Ever the expert at plot, Weiner has come up with a satisfactory way the Yare could have secured Wi-Fi and an electrical connection and a way to ship their goods to the online Etsy store “Into the Woods” where they sell soft scarves, carved birdhouses, “special scrubs and decoctions made with herbs and leaves all labeled ‘organic’ and ‘hand-made’ ” so they can purchase No-Fur goods including “Snickers bars which all Yares love.” Even her Yare lingo is fun: they order “on-the-line” and refer to Kayaks as “yak-boats” This is the first of what promises to be a wonderful trilogy; the cliffhanger ending leaves us anxiously awaiting the next installment.
– Jean Westmoore
Real Cowboys by Kate Hoefler; illustrated by Jonathan Bean; Houghton, Mifflin, Harcourt; $16.99. Ages 4 to 7.
Our images of the cowboy have come from Hollywood, of a tough, hard-bitten loner, a man’s man, a gunslinger.

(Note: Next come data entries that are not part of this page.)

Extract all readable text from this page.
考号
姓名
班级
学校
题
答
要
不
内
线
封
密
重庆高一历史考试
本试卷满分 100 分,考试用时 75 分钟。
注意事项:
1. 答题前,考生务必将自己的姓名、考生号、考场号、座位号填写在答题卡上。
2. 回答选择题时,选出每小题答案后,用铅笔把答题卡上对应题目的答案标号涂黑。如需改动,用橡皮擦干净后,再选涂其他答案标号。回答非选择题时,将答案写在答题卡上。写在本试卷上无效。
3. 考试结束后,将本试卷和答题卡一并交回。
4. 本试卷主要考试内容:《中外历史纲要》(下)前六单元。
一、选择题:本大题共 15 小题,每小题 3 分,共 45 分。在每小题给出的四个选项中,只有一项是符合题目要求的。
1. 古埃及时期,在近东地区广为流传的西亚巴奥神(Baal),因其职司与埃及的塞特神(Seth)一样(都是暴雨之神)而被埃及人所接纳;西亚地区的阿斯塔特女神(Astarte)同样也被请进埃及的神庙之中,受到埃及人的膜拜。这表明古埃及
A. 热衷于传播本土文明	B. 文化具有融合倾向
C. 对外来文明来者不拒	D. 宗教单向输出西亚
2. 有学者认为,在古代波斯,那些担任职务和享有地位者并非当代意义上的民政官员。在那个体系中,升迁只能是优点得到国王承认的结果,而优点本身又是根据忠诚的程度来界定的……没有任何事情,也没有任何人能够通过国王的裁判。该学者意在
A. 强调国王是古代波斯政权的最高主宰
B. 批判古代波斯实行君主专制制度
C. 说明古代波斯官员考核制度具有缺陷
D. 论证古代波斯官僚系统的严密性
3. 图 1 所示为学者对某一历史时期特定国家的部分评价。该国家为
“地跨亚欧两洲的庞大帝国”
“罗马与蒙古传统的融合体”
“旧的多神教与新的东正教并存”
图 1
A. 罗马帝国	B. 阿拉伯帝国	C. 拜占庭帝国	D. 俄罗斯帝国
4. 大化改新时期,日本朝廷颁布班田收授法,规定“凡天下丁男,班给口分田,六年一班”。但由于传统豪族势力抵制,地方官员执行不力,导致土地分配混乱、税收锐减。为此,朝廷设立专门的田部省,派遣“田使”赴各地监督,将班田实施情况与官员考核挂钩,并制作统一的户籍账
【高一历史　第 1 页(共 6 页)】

This lyrical, lovely ode to the big skies, plains and mountains of the Wild West book paints an entirely new and welcome picture of what it is to be a “cowboy,” what it is to be a man, what it is to be human. Hoefler’s cowboy is attuned to the natural world, the weather, the night, and is in tune with the creatures, horse, dog and cattle “their job is to think of others … how hundreds of moving cattle will feel about the sound of distant thunder”). “real cowboys are gentle” (they know all the songs that keep cattle calm”) “they are good listeners” “they are safe” “real cowboys are patient’ (it can take a long time to get places.”) “real cowboys ask for help” “real cowboys are good to their dogs.” “real cowboys want peace. They don’t want stampedes” Her poetry is perfectly matched with Bean’s delicate illustrations.